As short as it is - 50 minutes - Caryl Churchill's latest work feels like two plays rolled into one. One is compelling. The other, not so.
Four middle-aged women sit in a sunny, suburban back garden chatting to each other about common acquaintances and the old times they've shared together.
In James MacDonald's vivid production, the brilliantly acted dialogue here is gripping in part because of its banality.
And then it is more gripping still as each woman reveals her own internal anxiety.
Sally (Deborah Findlay) has a paralysing phobia of cats; Vi (June Watson) did time for the manslaughter of her husband (though it may actually have been murder); Lena (Kika Markham) is agoraphobic; while our narrator, Mrs Jarrett (the utterly superb Linda Bassett), is outwardly delightful company while inwardly brimful of horror, the nature of which is revealed in her monologues that punctuate the garden tête-à-tête.
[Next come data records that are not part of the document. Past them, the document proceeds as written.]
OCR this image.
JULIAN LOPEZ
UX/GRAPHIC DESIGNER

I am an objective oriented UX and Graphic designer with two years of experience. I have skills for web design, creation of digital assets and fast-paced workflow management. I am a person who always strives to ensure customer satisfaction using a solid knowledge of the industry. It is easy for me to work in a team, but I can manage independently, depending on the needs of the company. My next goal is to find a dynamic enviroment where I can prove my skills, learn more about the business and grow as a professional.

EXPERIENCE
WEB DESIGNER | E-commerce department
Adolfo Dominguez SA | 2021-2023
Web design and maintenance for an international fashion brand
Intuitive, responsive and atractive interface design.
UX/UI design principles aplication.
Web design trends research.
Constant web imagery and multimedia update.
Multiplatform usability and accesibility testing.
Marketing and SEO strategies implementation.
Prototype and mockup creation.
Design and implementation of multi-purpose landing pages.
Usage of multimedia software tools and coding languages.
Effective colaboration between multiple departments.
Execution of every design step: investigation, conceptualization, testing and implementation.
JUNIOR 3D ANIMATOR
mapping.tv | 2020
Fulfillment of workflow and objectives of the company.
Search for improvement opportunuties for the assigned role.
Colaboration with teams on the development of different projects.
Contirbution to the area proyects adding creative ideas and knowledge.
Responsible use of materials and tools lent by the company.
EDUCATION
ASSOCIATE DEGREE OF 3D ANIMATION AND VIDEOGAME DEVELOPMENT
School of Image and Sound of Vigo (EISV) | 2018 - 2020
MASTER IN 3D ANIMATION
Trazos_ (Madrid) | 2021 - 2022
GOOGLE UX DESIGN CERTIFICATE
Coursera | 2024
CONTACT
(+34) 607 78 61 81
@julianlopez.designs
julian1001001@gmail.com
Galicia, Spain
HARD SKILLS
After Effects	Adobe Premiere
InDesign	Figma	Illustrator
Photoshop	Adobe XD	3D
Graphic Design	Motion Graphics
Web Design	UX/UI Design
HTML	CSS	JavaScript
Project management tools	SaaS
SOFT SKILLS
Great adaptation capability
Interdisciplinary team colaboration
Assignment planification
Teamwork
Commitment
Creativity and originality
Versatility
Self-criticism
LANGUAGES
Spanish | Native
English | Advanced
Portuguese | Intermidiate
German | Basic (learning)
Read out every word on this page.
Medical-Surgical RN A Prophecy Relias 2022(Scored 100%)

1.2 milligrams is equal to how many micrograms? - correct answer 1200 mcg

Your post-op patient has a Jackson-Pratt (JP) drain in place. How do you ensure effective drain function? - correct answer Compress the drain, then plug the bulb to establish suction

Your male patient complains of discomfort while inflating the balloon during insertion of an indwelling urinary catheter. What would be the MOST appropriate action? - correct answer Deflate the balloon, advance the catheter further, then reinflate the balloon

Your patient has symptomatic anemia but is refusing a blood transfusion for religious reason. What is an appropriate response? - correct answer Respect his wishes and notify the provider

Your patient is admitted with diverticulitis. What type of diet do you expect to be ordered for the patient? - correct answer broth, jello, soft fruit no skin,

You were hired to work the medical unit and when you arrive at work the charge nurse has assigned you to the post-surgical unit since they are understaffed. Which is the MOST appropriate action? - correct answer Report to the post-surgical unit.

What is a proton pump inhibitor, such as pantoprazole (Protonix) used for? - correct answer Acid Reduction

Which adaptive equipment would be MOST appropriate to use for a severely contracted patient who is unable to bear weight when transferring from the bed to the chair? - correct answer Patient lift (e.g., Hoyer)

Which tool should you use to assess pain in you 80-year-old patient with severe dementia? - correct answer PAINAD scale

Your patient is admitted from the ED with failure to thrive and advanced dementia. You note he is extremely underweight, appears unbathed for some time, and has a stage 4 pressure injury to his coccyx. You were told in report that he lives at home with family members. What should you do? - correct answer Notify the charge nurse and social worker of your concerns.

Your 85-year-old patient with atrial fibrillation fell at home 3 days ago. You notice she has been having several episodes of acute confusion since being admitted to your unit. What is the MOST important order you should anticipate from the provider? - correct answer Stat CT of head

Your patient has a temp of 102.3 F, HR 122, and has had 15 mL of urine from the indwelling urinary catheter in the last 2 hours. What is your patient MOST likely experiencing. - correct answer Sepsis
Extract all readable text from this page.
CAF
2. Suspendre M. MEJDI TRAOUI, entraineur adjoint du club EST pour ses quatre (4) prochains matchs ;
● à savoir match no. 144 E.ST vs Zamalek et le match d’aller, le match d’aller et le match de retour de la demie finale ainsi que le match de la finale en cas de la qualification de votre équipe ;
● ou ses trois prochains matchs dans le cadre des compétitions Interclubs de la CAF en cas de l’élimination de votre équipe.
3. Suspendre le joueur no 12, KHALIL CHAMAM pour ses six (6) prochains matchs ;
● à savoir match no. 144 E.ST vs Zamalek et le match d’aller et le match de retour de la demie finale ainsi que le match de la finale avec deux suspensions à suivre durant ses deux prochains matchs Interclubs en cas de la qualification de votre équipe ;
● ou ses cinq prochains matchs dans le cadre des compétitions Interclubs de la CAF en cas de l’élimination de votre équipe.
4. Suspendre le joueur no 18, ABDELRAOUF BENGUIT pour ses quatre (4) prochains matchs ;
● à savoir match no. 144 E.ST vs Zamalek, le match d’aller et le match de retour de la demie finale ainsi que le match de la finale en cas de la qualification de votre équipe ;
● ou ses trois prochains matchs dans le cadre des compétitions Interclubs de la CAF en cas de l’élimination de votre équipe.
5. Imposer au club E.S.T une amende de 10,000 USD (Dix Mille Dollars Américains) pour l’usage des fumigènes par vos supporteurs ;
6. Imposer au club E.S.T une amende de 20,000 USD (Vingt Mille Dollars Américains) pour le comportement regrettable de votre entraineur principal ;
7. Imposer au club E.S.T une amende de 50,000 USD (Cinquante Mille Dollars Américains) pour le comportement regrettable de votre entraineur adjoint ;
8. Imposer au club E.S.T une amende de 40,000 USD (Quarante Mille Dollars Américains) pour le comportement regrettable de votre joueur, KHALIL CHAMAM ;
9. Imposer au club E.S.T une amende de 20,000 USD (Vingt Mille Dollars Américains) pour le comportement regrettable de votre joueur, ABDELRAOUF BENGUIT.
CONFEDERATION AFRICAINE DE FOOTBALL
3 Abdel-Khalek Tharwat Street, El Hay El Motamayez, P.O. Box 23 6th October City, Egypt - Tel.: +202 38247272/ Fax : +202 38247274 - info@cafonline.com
In these - or what I can only think of as the "other" play - she describes in detail an apocalyptic future and the suffering of the few survivors.
Churchill has been here before with such plays as Far Away. But there is something less convincing and more indulgent about the writing here.
It comes across as less of a prediction than an exercise in which the writer explores how far she can riff on her horrific visions before someone says: ''Now, come on Caryl, you're just being silly.''
Well, unfortunately it's down to me to say so. "Come on Caryl, now you're just being silly."